Suppose that f is a function of two variables....

Suppose that f is a function of two variables. For small delta x and delta y, we want to find a formula
approximating f(x0 +delta x,y0 +delta y) in terms of the value of f and its partial derivatives at (x0,y0).
Keeping deltax and delta y fixed, consider the function h of one variable:


h(t) = f(x0 +(t)delta x; y0 +(t) delta y):
Note that h(0) = f(x0,y0) and h(1) = f(x0 +delta x; y0 + delta y). Using Taylor formula
h(t) is approximately equal to h(0) + th'(0) +(t^2)/2h''(0)
and so
h(1) is approximately equal to h(0) +h0'(0) +1/2h''(0)

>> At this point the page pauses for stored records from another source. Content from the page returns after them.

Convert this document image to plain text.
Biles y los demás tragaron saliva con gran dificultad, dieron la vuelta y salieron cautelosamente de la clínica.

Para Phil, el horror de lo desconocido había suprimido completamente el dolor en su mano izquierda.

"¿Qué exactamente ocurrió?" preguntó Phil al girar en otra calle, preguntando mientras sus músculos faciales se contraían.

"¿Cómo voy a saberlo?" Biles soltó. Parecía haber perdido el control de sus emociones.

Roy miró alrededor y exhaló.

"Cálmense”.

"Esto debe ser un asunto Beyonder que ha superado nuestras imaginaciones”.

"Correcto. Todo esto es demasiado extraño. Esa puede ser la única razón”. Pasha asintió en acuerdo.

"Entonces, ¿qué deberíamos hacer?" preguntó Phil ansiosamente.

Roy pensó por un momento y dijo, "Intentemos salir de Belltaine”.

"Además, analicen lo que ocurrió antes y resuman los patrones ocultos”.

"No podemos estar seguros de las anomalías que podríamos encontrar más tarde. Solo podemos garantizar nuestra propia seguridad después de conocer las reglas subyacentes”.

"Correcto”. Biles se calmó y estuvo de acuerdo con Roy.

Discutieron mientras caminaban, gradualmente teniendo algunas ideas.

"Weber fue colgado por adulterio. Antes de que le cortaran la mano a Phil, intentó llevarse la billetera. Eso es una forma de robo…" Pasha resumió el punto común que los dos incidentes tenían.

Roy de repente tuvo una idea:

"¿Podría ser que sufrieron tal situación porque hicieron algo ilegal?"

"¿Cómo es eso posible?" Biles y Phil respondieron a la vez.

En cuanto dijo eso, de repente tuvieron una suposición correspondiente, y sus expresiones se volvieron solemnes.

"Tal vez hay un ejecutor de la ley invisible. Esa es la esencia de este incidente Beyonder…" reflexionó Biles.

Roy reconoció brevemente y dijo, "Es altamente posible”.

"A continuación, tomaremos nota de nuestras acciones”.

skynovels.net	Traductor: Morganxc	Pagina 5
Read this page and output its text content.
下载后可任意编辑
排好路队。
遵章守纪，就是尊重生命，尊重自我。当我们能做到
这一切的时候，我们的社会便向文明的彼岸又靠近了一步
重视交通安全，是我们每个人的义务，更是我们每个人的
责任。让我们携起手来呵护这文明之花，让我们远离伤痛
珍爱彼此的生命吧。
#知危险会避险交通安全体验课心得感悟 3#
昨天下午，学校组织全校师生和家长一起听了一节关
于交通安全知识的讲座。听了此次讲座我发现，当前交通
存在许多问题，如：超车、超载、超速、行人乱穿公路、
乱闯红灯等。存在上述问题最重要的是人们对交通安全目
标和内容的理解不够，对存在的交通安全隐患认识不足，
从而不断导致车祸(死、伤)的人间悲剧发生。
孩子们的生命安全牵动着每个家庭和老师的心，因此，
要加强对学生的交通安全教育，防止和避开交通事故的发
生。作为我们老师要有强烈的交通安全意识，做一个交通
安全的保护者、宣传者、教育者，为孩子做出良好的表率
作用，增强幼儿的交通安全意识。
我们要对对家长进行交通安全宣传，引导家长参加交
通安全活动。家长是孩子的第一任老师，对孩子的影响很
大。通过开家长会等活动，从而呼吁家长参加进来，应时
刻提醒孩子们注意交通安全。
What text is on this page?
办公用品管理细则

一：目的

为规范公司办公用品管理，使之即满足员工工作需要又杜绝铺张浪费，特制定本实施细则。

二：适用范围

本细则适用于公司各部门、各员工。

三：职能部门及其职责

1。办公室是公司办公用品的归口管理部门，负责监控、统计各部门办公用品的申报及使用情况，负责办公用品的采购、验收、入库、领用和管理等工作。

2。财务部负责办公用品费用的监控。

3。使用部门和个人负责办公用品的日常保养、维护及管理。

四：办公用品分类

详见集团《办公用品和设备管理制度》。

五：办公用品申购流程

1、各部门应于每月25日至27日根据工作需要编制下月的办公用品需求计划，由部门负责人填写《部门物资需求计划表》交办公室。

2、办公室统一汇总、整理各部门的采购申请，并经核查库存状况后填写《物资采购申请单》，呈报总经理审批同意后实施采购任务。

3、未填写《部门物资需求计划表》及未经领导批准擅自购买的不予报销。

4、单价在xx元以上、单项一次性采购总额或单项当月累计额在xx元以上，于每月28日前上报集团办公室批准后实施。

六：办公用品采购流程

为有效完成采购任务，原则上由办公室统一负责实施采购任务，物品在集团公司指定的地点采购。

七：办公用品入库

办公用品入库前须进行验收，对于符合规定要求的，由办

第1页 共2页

Exercise: Using the Chain rule show that
h'(0) = (delta x)fx(x0, y0) + (delta y)fy(x0, y0)
and

h''(0)=(delta x, delta y)^transpose * M(delta x,delta y),

where M is the matrix
M =

fxx(x0; y0) fxy(x0; y0)
fxy(x0; y0) fyy(x0; y0)


h(t) = f((x0 + t∙Δx), (y0 + t∙Δy))

h'(t) = ∂f/∂x*∂x/∂t + ∂f/∂y*∂y/∂t
h'(t) = fx((x0 + t∙Δx), (y0 + t∙Δy))*Δx + fy((x0 + t∙Δx), (y0 + t∙Δy))*Δy
h'(0) = fx(x0, y0)*Δx + fy(x0, y0)*Δy

h"(t) = Δx*[∂²f/∂x²*∂x/∂t + ∂²f/∂x∂y*∂y/∂t] + Δy*[∂²f/∂y²*∂y/∂t + ∂²f/∂x∂y*∂x/∂t]
h"(t) = Δx*[∂²f/∂x²*Δx + ∂²f/∂x∂y*Δy] + Δy*[∂²f/∂y²*Δy + ∂²f/∂x∂y*Δx]
h"(t) = Δx² ∂²f/∂x² + 2ΔxΔy ∂²f/∂x∂y + Δy² ∂²f/∂y²
h"(0) = Δx² fxx(x0, y0) + 2ΔxΔy fxy(x0, y0) + Δy² fyy(x0, y0)